11 de septiembre de 2015 / 15:25 / hace 2 años

Brazil still has time to avert 2nd junk downgrade, seen as bigger threat

3 MIN. DE LECTURA

RIO DE JANEIRO, Sept 11 (Reuters) - Standard & Poor's decision to strip Brazil of its investment-grade credit rating puts pressure on competing ratings firms to follow suit, but the government still has time to avert another downgrade to junk which would cost billions of dollars in foreign investment.

While many analysts consider it a matter of time before Fitch Ratings or Moody's Investors Service also cut Brazil to a "junk" or speculative rating, both agencies have signaled they are in no rush to make that move.

President Dilma Rousseff needs time to draw up and build a political consensus for unpopular budget cuts, especially as the economy is in its worst recession in a quarter century.

A second downgrade to junk would have greater market impact than the first one because many foreign pension funds and other large investors are required to unload bonds once two separate agencies rate them as speculative grade.

The move would also knock Brazilian assets out of benchmark high-grade indexes tracked by passive funds, whose goal is to merely match the performance of an index.

JP Morgan estimates passive investors would be forced to sell $1.5 billion worth of foreign debt issued by Brazilian companies and $800 million worth of sovereign debt. Overall, it estimates both active and passive investors yanking $20 billion out of sovereign and corporate debt.

Fitch Ratings, which currently rates Brazil two notches above junk level, said on Thursday that there are still "elements" supporting the country's investment grade even as the rating deteriorates.

Those include Brazil's economic diversity, per capita income levels and the government's net creditor position, "which remains the strongest in the triple-B category," Fitch analyst Shelly Shetty said at a conference in New York.

Her remarks practically ruled out the possibility of a two-notch downgrade for Brazil in coming months, suggesting that Fitch will likely cut the country's rating to BBB-minus, its lowest investment-grade level.

The agency could keep a negative outlook on the new rating, but that would still give Brazil some time before an actual downgrade to junk.

Moody's downgraded Brazil to the brink of junk just a month ago, but it assigned a stable outlook on the new rating, saying Brazil's investment grade was safe for now.

Over time, the ratings assigned to Brazil by the "big three" agencies will likely converge, analysts and investors said.
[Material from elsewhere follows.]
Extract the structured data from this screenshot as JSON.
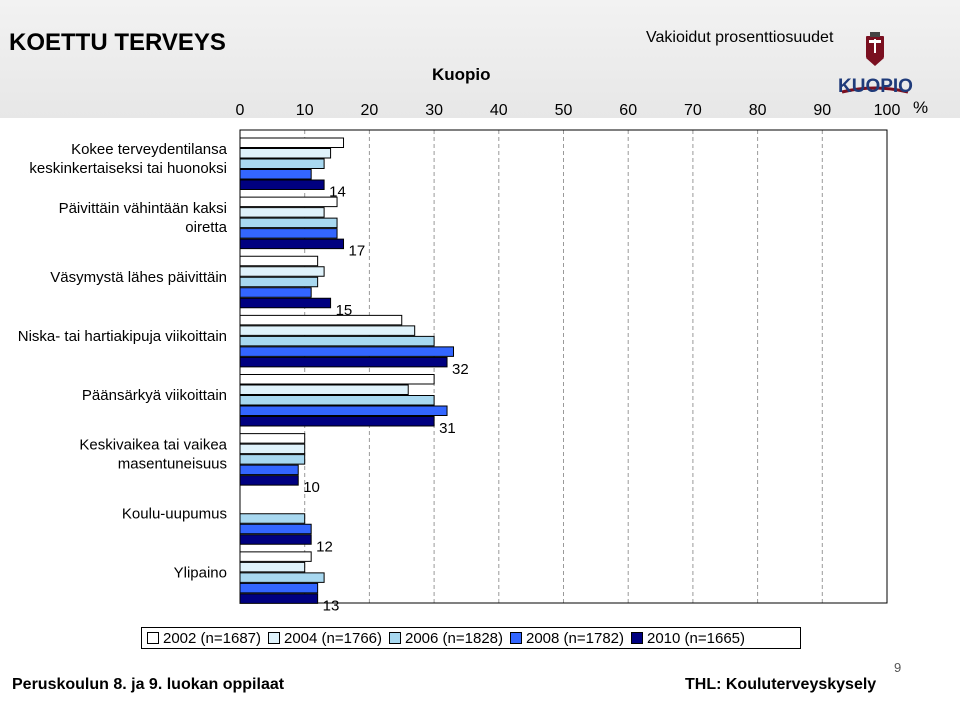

Pressure on Fitch and Moody's will mount if S&P downgrades Brazil deeper into junk territory, a possibility indicated by the negative rating outlook it assigned on Wednesday.

"The first aftershock of the S&P decision is that it creates a competitive situation between credit rating agencies, which means the current ratings misalignment will not last for long," said Jorge Simino, who oversees 23 billion reais ($6 billion) at Brazilian pension fund Fundacao Cesp.